Denunce e sequestri: coltello nel sottovia, forbici in metallo, ricettazione e divieti
Accanto agli arresti, arrivano 17 denunce. Ai Fori Imperiali un cittadino egiziano viene denunciato per detenzione di hashish. Sulla linea bus “H” due cittadini peruviani vengono denunciati per un furto ai danni di una turista israeliana, mentre in via Amendola un cittadino senegalese viene denunciato dopo la cessione di marijuana.
Il Nucleo Scalo Termini denuncia un cittadino afghano trovato nel sottovia Pettinelli con un coltello a serramanico dalla lama di 9 cm e un cittadino gambiano con forbici in metallo, contestando il porto di oggetti atti a offendere.

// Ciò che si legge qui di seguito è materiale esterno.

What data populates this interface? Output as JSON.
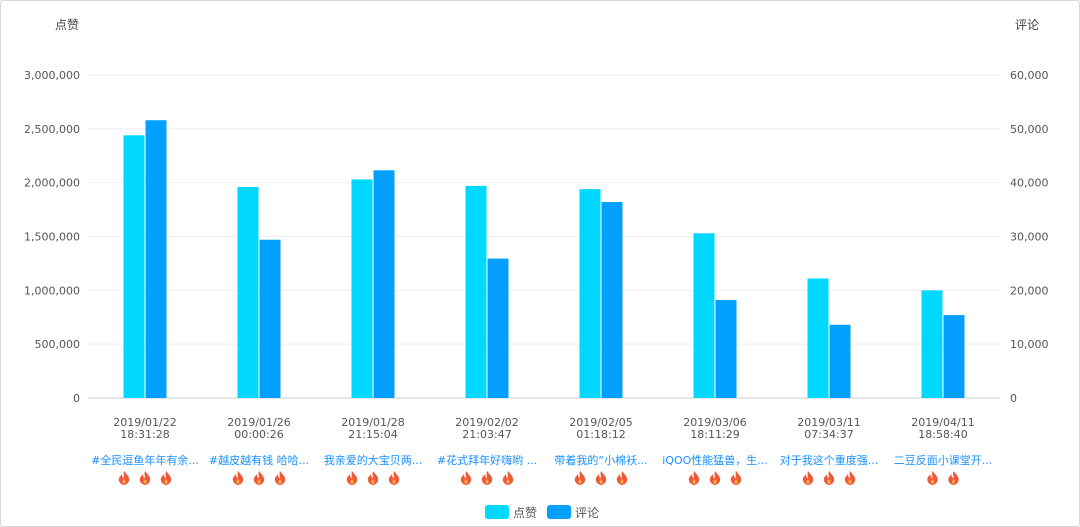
{
  "chart_data": {
    "type": "bar",
    "y_left_label": "点赞",
    "y_right_label": "评论",
    "y_left_ticks": [
      "0",
      "500,000",
      "1,000,000",
      "1,500,000",
      "2,000,000",
      "2,500,000",
      "3,000,000"
    ],
    "y_right_ticks": [
      "0",
      "10,000",
      "20,000",
      "30,000",
      "40,000",
      "50,000",
      "60,000"
    ],
    "ylim_left": [
      0,
      3000000
    ],
    "ylim_right": [
      0,
      60000
    ],
    "grid": true,
    "legend_position": "bottom-center",
    "categories": [
      {
        "date": "2019/01/22",
        "time": "18:31:28",
        "title": "#全民逗鱼年年有余...",
        "fires": 3
      },
      {
        "date": "2019/01/26",
        "time": "00:00:26",
        "title": "#越皮越有钱 哈哈...",
        "fires": 3
      },
      {
        "date": "2019/01/28",
        "time": "21:15:04",
        "title": "我亲爱的大宝贝两...",
        "fires": 3
      },
      {
        "date": "2019/02/02",
        "time": "21:03:47",
        "title": "#花式拜年好嗨哟 ...",
        "fires": 3
      },
      {
        "date": "2019/02/05",
        "time": "01:18:12",
        "title": "带着我的“小棉袄...",
        "fires": 3
      },
      {
        "date": "2019/03/06",
        "time": "18:11:29",
        "title": "iQOO性能猛兽，生...",
        "fires": 3
      },
      {
        "date": "2019/03/11",
        "time": "07:34:37",
        "title": "对于我这个重度强...",
        "fires": 3
      },
      {
        "date": "2019/04/11",
        "time": "18:58:40",
        "title": "二豆反面小课堂开...",
        "fires": 2
      }
    ],
    "series": [
      {
        "name": "点赞",
        "axis": "left",
        "color": "#00d8ff",
        "values": [
          2440000,
          1960000,
          2030000,
          1970000,
          1940000,
          1530000,
          1110000,
          1000000
        ]
      },
      {
        "name": "评论",
        "axis": "right",
        "color": "#03a0ff",
        "values": [
          51600,
          29400,
          42300,
          25900,
          36400,
          18200,
          13600,
          15400
        ]
      }
    ]
  },
  "icons": {
    "fire": "fire-icon",
    "fire_color": "#f05a3a"
  }
}
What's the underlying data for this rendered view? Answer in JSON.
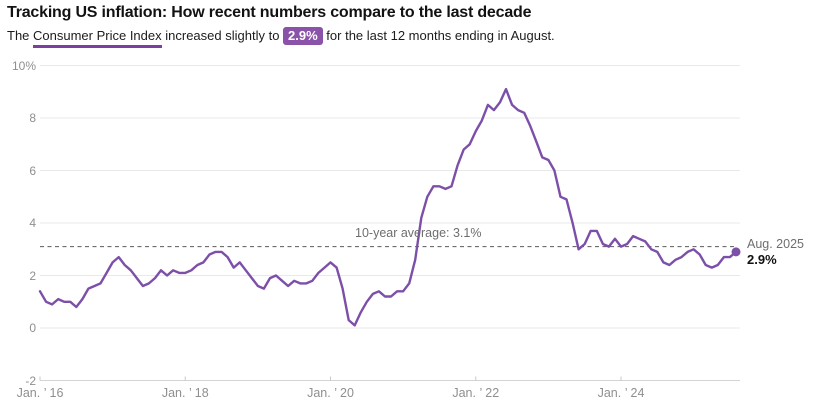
{
  "header": {
    "title": "Tracking US inflation: How recent numbers compare to the last decade",
    "subtitle_prefix": "The ",
    "subtitle_link": "Consumer Price Index",
    "subtitle_mid": " increased slightly to ",
    "badge_value": "2.9%",
    "subtitle_suffix": " for the last 12 months ending in August."
  },
  "annotations": {
    "average_label": "10-year average: 3.1%",
    "endpoint_date": "Aug. 2025",
    "endpoint_value": "2.9%"
  },
  "colors": {
    "line": "#7c4fa8",
    "badge": "#8a52a8",
    "underline": "#7c3f9e",
    "gridline": "#e9e9e9",
    "axis": "#d4d4d4",
    "tick": "#c9c9c9",
    "avg_line": "#5a5a5a",
    "text_dark": "#121212",
    "axis_text": "#8f8f8f",
    "annotation_gray": "#6e6e6e"
  },
  "chart_data": {
    "type": "line",
    "title": "Tracking US inflation: How recent numbers compare to the last decade",
    "x_start": "2016-01",
    "x_end": "2025-08",
    "x_frequency": "monthly",
    "x_tick_labels": [
      "Jan. ’ 16",
      "Jan. ’ 18",
      "Jan. ’ 20",
      "Jan. ’ 22",
      "Jan. ’ 24"
    ],
    "x_tick_indices": [
      0,
      24,
      48,
      72,
      96
    ],
    "y_ticks": [
      10,
      8,
      6,
      4,
      2,
      0,
      -2
    ],
    "y_tick_labels": [
      "10%",
      "8",
      "6",
      "4",
      "2",
      "0",
      "-2"
    ],
    "ylim": [
      -2,
      10
    ],
    "grid": "horizontal",
    "average": 3.1,
    "series": [
      {
        "name": "CPI 12-month percent change",
        "values": [
          1.4,
          1.0,
          0.9,
          1.1,
          1.0,
          1.0,
          0.8,
          1.1,
          1.5,
          1.6,
          1.7,
          2.1,
          2.5,
          2.7,
          2.4,
          2.2,
          1.9,
          1.6,
          1.7,
          1.9,
          2.2,
          2.0,
          2.2,
          2.1,
          2.1,
          2.2,
          2.4,
          2.5,
          2.8,
          2.9,
          2.9,
          2.7,
          2.3,
          2.5,
          2.2,
          1.9,
          1.6,
          1.5,
          1.9,
          2.0,
          1.8,
          1.6,
          1.8,
          1.7,
          1.7,
          1.8,
          2.1,
          2.3,
          2.5,
          2.3,
          1.5,
          0.3,
          0.1,
          0.6,
          1.0,
          1.3,
          1.4,
          1.2,
          1.2,
          1.4,
          1.4,
          1.7,
          2.6,
          4.2,
          5.0,
          5.4,
          5.4,
          5.3,
          5.4,
          6.2,
          6.8,
          7.0,
          7.5,
          7.9,
          8.5,
          8.3,
          8.6,
          9.1,
          8.5,
          8.3,
          8.2,
          7.7,
          7.1,
          6.5,
          6.4,
          6.0,
          5.0,
          4.9,
          4.0,
          3.0,
          3.2,
          3.7,
          3.7,
          3.2,
          3.1,
          3.4,
          3.1,
          3.2,
          3.5,
          3.4,
          3.3,
          3.0,
          2.9,
          2.5,
          2.4,
          2.6,
          2.7,
          2.9,
          3.0,
          2.8,
          2.4,
          2.3,
          2.4,
          2.7,
          2.7,
          2.9
        ]
      }
    ],
    "endpoint": {
      "label": "Aug. 2025",
      "value": 2.9
    }
  }
}
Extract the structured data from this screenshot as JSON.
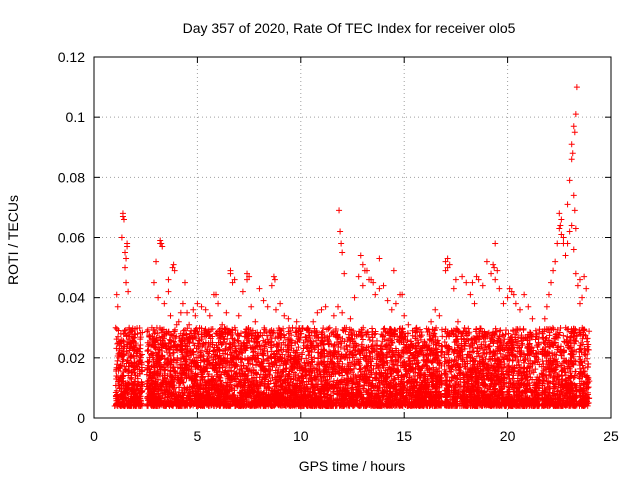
{
  "chart_data": {
    "type": "scatter",
    "title": "Day 357 of 2020, Rate Of TEC Index for receiver olo5",
    "xlabel": "GPS time / hours",
    "ylabel": "ROTI / TECUs",
    "xlim": [
      0,
      25
    ],
    "ylim": [
      0,
      0.12
    ],
    "xticks": [
      0,
      5,
      10,
      15,
      20,
      25
    ],
    "xtick_labels": [
      "0",
      "5",
      "10",
      "15",
      "20",
      "25"
    ],
    "yticks": [
      0,
      0.02,
      0.04,
      0.06,
      0.08,
      0.1,
      0.12
    ],
    "ytick_labels": [
      "0",
      "0.02",
      "0.04",
      "0.06",
      "0.08",
      "0.1",
      "0.12"
    ],
    "grid": true,
    "marker": "plus",
    "color": "#ff0000",
    "series": [
      {
        "x": [
          1.0,
          1.05,
          1.1,
          1.15,
          1.2,
          1.25,
          1.3,
          1.35,
          1.4,
          1.45,
          1.5,
          1.55,
          1.6,
          1.65,
          1.7,
          1.75,
          1.8,
          1.85,
          1.9,
          1.95,
          2.0,
          2.05,
          2.1,
          2.15,
          2.2,
          2.25,
          2.3,
          1.4,
          1.5,
          1.6,
          1.55,
          2.6,
          2.7,
          2.8,
          2.9,
          3.0,
          3.1,
          3.2,
          3.3,
          3.4,
          3.5,
          3.6,
          3.7,
          3.8,
          3.9,
          4.0,
          4.1,
          4.2,
          4.3,
          4.4,
          4.5,
          4.6,
          4.7,
          4.8,
          4.9,
          5.0,
          3.2,
          3.25,
          3.85,
          3.6,
          4.4,
          5.2,
          5.4,
          5.6,
          5.8,
          6.0,
          6.2,
          6.4,
          6.6,
          6.8,
          7.0,
          7.2,
          7.4,
          7.6,
          7.8,
          8.0,
          8.2,
          8.4,
          8.6,
          8.8,
          9.0,
          9.2,
          9.4,
          9.6,
          9.8,
          6.6,
          6.7,
          7.4,
          7.5,
          8.7,
          8.75,
          5.9,
          10.0,
          10.2,
          10.4,
          10.6,
          10.8,
          11.0,
          11.2,
          11.4,
          11.6,
          11.8,
          12.0,
          12.2,
          12.4,
          12.6,
          12.8,
          13.0,
          13.2,
          13.4,
          13.6,
          13.8,
          14.0,
          14.2,
          14.4,
          14.6,
          14.8,
          15.0,
          15.2,
          15.4,
          15.6,
          15.8,
          16.0,
          16.2,
          16.4,
          16.6,
          16.8,
          11.85,
          11.9,
          11.95,
          12.0,
          12.1,
          13.0,
          13.1,
          13.3,
          13.8,
          14.5,
          14.9,
          12.9,
          13.5,
          16.3,
          16.5,
          16.7,
          17.0,
          17.1,
          17.2,
          17.4,
          17.6,
          17.8,
          18.0,
          18.2,
          18.4,
          18.6,
          18.8,
          19.0,
          19.2,
          19.4,
          19.6,
          19.8,
          20.0,
          20.2,
          20.4,
          20.6,
          20.8,
          21.0,
          21.2,
          21.4,
          17.0,
          17.1,
          17.5,
          18.3,
          18.5,
          19.3,
          19.35,
          19.4,
          19.5,
          20.1,
          20.3,
          21.7,
          21.8,
          21.9,
          22.0,
          22.1,
          22.2,
          22.3,
          22.4,
          22.5,
          22.6,
          22.7,
          22.8,
          22.9,
          23.0,
          23.1,
          23.2,
          23.3,
          23.4,
          23.5,
          23.6,
          23.7,
          23.8,
          23.9,
          22.5,
          22.55,
          22.6,
          22.7,
          23.1,
          23.15,
          23.2,
          23.25,
          23.3,
          23.35,
          23.2,
          23.25,
          23.1,
          23.0,
          22.9,
          23.3,
          23.5
        ],
        "y": [
          0.004,
          0.03,
          0.041,
          0.037,
          0.02,
          0.01,
          0.028,
          0.06,
          0.068,
          0.066,
          0.05,
          0.045,
          0.057,
          0.042,
          0.03,
          0.02,
          0.015,
          0.027,
          0.025,
          0.012,
          0.008,
          0.022,
          0.028,
          0.018,
          0.007,
          0.004,
          0.012,
          0.067,
          0.055,
          0.058,
          0.053,
          0.025,
          0.015,
          0.03,
          0.045,
          0.052,
          0.04,
          0.058,
          0.057,
          0.038,
          0.028,
          0.046,
          0.034,
          0.05,
          0.049,
          0.031,
          0.032,
          0.035,
          0.038,
          0.028,
          0.035,
          0.031,
          0.029,
          0.036,
          0.034,
          0.038,
          0.059,
          0.058,
          0.051,
          0.042,
          0.045,
          0.037,
          0.036,
          0.034,
          0.041,
          0.038,
          0.031,
          0.035,
          0.048,
          0.046,
          0.034,
          0.042,
          0.046,
          0.037,
          0.032,
          0.043,
          0.039,
          0.037,
          0.044,
          0.036,
          0.038,
          0.034,
          0.033,
          0.03,
          0.032,
          0.049,
          0.045,
          0.048,
          0.047,
          0.047,
          0.046,
          0.041,
          0.028,
          0.024,
          0.029,
          0.032,
          0.035,
          0.036,
          0.037,
          0.03,
          0.034,
          0.037,
          0.035,
          0.03,
          0.033,
          0.04,
          0.047,
          0.044,
          0.049,
          0.046,
          0.041,
          0.043,
          0.044,
          0.039,
          0.036,
          0.038,
          0.041,
          0.034,
          0.031,
          0.029,
          0.03,
          0.027,
          0.025,
          0.024,
          0.026,
          0.022,
          0.024,
          0.069,
          0.062,
          0.058,
          0.055,
          0.048,
          0.051,
          0.049,
          0.046,
          0.053,
          0.049,
          0.041,
          0.054,
          0.045,
          0.032,
          0.036,
          0.034,
          0.049,
          0.053,
          0.051,
          0.043,
          0.032,
          0.047,
          0.045,
          0.041,
          0.038,
          0.046,
          0.044,
          0.052,
          0.048,
          0.046,
          0.043,
          0.038,
          0.04,
          0.042,
          0.038,
          0.036,
          0.041,
          0.037,
          0.033,
          0.027,
          0.052,
          0.05,
          0.046,
          0.045,
          0.047,
          0.051,
          0.05,
          0.058,
          0.049,
          0.043,
          0.041,
          0.028,
          0.033,
          0.037,
          0.041,
          0.045,
          0.049,
          0.052,
          0.058,
          0.063,
          0.066,
          0.06,
          0.054,
          0.058,
          0.062,
          0.064,
          0.056,
          0.048,
          0.044,
          0.038,
          0.04,
          0.047,
          0.043,
          0.018,
          0.068,
          0.064,
          0.061,
          0.058,
          0.091,
          0.088,
          0.097,
          0.095,
          0.101,
          0.11,
          0.074,
          0.069,
          0.086,
          0.079,
          0.071,
          0.063,
          0.046
        ]
      }
    ],
    "background_points_note_excluded": null
  }
}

Stesso reparto: denuncia per ricettazione di telefoni cellulari, poi altre sette persone per violazioni dei divieti di accesso o del Foglio di Via Obbligatorio. La Compagnia Roma Piazza Dante segnala ulteriori tre denunce in zona Esquilino per ricettazione, resistenza e violazioni amministrative. Droghe e armi bianche sono state sequestrate.
Gli indagati sono presunti innocenti fino a sentenza definitiva. Resta però un dato concreto, percepibile anche per chi vive o lavora in zona: Colosseo, Termini e Esquilino sono tornati al centro di un presidio serrato. E ogni volta che un blitz spezza una dinamica in strada, la città respira un po’ meglio, almeno per una notte.